In the wake of the liberalisation of the EU market on 1 April 2015, the president of the Azores Agricultural Federation, Jorge Rita, declared, the dairy sector is going through its “biggest ever crisis”. He called for regional, national and European-level measures to turn the situation around.
The head of the regional government, Vasco Cordeiro, has been demanding extraordinary aid for the Azores under the programme for the EU’s ultra-peripheral regions, known as POSEI, to deal with the impact of the end of quotas and the Russian embargo on EU food exports.
In November, members of the agriculture committee of the European Parliament visited the Azores to see the sector’s difficulties for themselves, giving Cordeiro an opportunity to lobby for extra aid on the grounds of the region’s high level of dependence on dairy.
In September the European Commission had announced an aid package of 500 million for all member states, but Cordeiro dismissed this as “insufficient” and “wrongly directed”.

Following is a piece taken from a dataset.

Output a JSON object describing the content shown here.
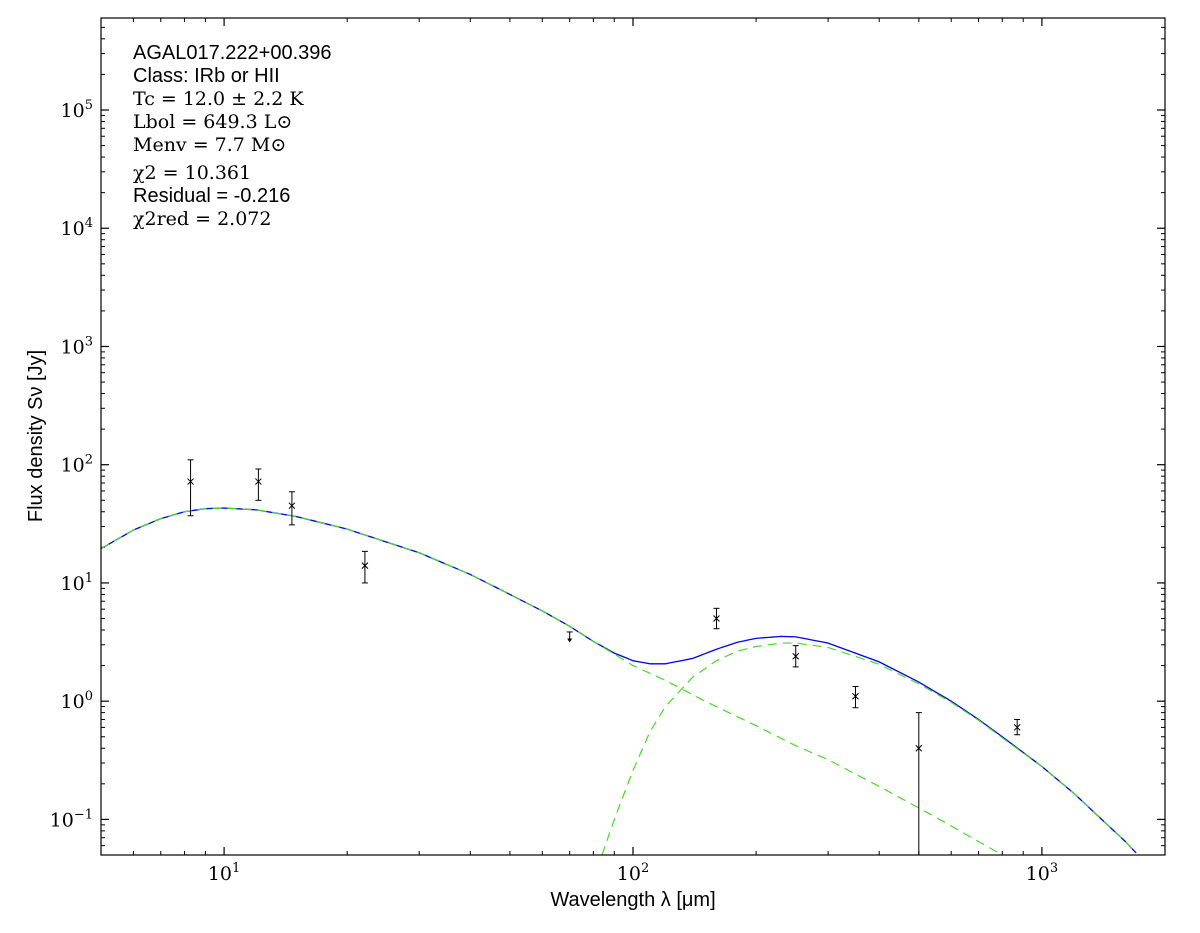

Now, this month, the regional government’s agriculture secretary has expressed disappointment at the lack of new measures to emerge from a meeting of EU agriculture ministers in Brussels, to discuss the sector. At the same news conference in Brussels Portugal’s minister of agriculture Luís Capoulas Santos welcomed an agreement between EU member states on the principle of reducing milk output, but expressed regret that a decision on how this was to be funded had not yet been made.
Last week the Azores regional government announced a programme to restructure the local sector that is expected to reduce the number of producers by some 200, with these to receive compensation for pulling out. A new system for financial aid to agriculture in the region has also been approved, offering total loans of some 80 million.